Art. 8 ter: Tecnologie basate su registri distribuiti e smart contract

  1. Si definiscono «tecnologie basate su registri  distribuiti»  le tecnologie  e  i  protocolli  informatici  che  usano   un   registro condiviso,  distribuito,  replicabile,  accessibile  simultaneamente, architetturalmente decentralizzato su basi  crittografiche,  tali  da consentire  la  registrazione,  la   convalida,   l’aggiornamento   e l’archiviazione di dati sia in chiaro che ulteriormente  protetti da crittografia verificabili da ciascun partecipante, non  alterabili  e non modificabili.
  2. Si definisce «smart contract» un programma per elaboratore che opera su tecnologie  basate  su  registri  distribuiti  e  la   cui esecuzione vincola automaticamente due o piu’  parti  sulla  base  di effetti predefiniti dalle stesse. Gli smart contract soddisfano il requisito della  forma  scritta  previa  identificazione  informatica delle parti interessate, attraverso un processo  avente  i  requisiti fissati  dall’Agenzia  per  l’Italia  digitale  con  linee  guida  da adottare entro novanta giorni dalla data di entrata in  vigore  della legge di conversione del presente decreto.
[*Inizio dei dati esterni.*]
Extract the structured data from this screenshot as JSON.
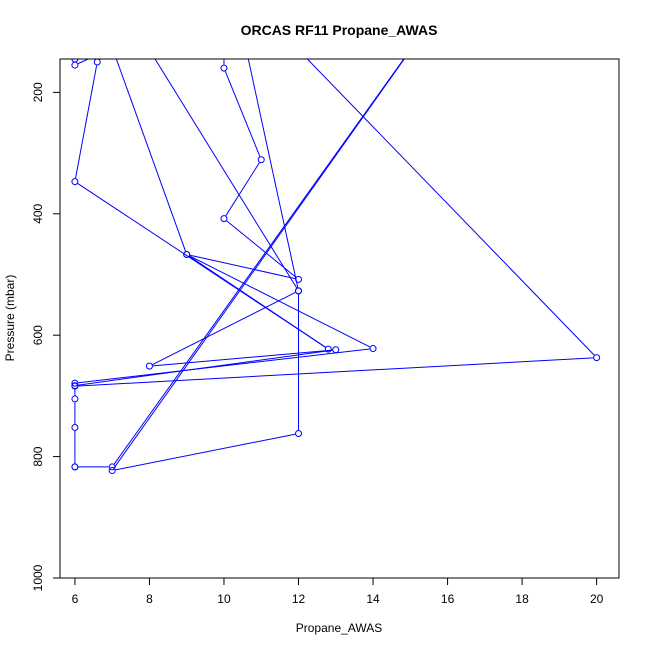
{
  "chart_data": {
    "type": "line",
    "title": "ORCAS RF11 Propane_AWAS",
    "xlabel": "Propane_AWAS",
    "ylabel": "Pressure (mbar)",
    "xlim": [
      5.6,
      20.6
    ],
    "ylim": [
      1000,
      145
    ],
    "y_reversed": true,
    "x_ticks": [
      6,
      8,
      10,
      12,
      14,
      16,
      18,
      20
    ],
    "y_ticks": [
      200,
      400,
      600,
      800,
      1000
    ],
    "grid": false,
    "legend": "none",
    "colors": {
      "series": "#0000ff",
      "axis": "#000000",
      "background": "#ffffff"
    },
    "series": [
      {
        "points": [
          {
            "x": 15.0,
            "y": 130
          },
          {
            "x": 7.0,
            "y": 817
          },
          {
            "x": 6.0,
            "y": 817
          },
          {
            "x": 6.0,
            "y": 817
          },
          {
            "x": 6.0,
            "y": 752
          },
          {
            "x": 6.0,
            "y": 705
          },
          {
            "x": 6.0,
            "y": 684
          },
          {
            "x": 20.0,
            "y": 637
          },
          {
            "x": 12.0,
            "y": 130
          },
          {
            "x": 12.0,
            "y": 130
          }
        ]
      },
      {
        "points": [
          {
            "x": 7.0,
            "y": 127
          },
          {
            "x": 6.0,
            "y": 155
          },
          {
            "x": 6.0,
            "y": 145
          },
          {
            "x": 7.0,
            "y": 126
          },
          {
            "x": 9.0,
            "y": 467
          },
          {
            "x": 14.0,
            "y": 622
          },
          {
            "x": 6.0,
            "y": 679
          },
          {
            "x": 6.0,
            "y": 683
          },
          {
            "x": 13.0,
            "y": 624
          },
          {
            "x": 8.0,
            "y": 651
          },
          {
            "x": 12.0,
            "y": 527
          },
          {
            "x": 12.0,
            "y": 762
          },
          {
            "x": 7.0,
            "y": 823
          },
          {
            "x": 15.0,
            "y": 131
          }
        ]
      },
      {
        "points": [
          {
            "x": 6.6,
            "y": 150
          },
          {
            "x": 6.0,
            "y": 347
          },
          {
            "x": 12.8,
            "y": 623
          },
          {
            "x": 9.0,
            "y": 467
          },
          {
            "x": 12.0,
            "y": 508
          },
          {
            "x": 10.0,
            "y": 408
          },
          {
            "x": 11.0,
            "y": 311
          },
          {
            "x": 10.0,
            "y": 160
          },
          {
            "x": 10.0,
            "y": 130
          },
          {
            "x": 12.0,
            "y": 130
          },
          {
            "x": 10.6,
            "y": 130
          },
          {
            "x": 12.0,
            "y": 527
          },
          {
            "x": 8.0,
            "y": 130
          }
        ]
      }
    ]
  }
}
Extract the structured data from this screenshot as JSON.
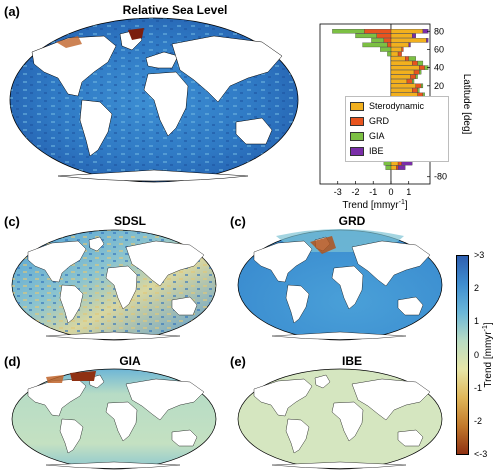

  3. La memorizzazione di un documento informatico attraverso l’uso di tecnologie basate su registri  distribuiti  produce  gli  effetti giuridici della validazione temporale elettronica di cui all’articolo 41 del regolamento (UE) n. 910/2014  del  Parlamento  europeo  e  del Consiglio, del 23 luglio 2014.
  4. Entro novanta giorni dalla data di entrata in vigore della legge di conversione del presente decreto, l’Agenzia per l’Italia digitale individua gli standard tecnici che le tecnologie basate su registri distribuiti debbono possedere ai fini della produzione degli  effetti di cui al comma 3. )

Si tratta di una norma particolarmente importante e all’avanguardia, poiché costituisce uno dei primi riconoscimenti normativi, anche a livello europeo, di un fenomeno crescente e sotto certi aspetti problematico, quanto meno dal punto di vista giuridico e sistematico.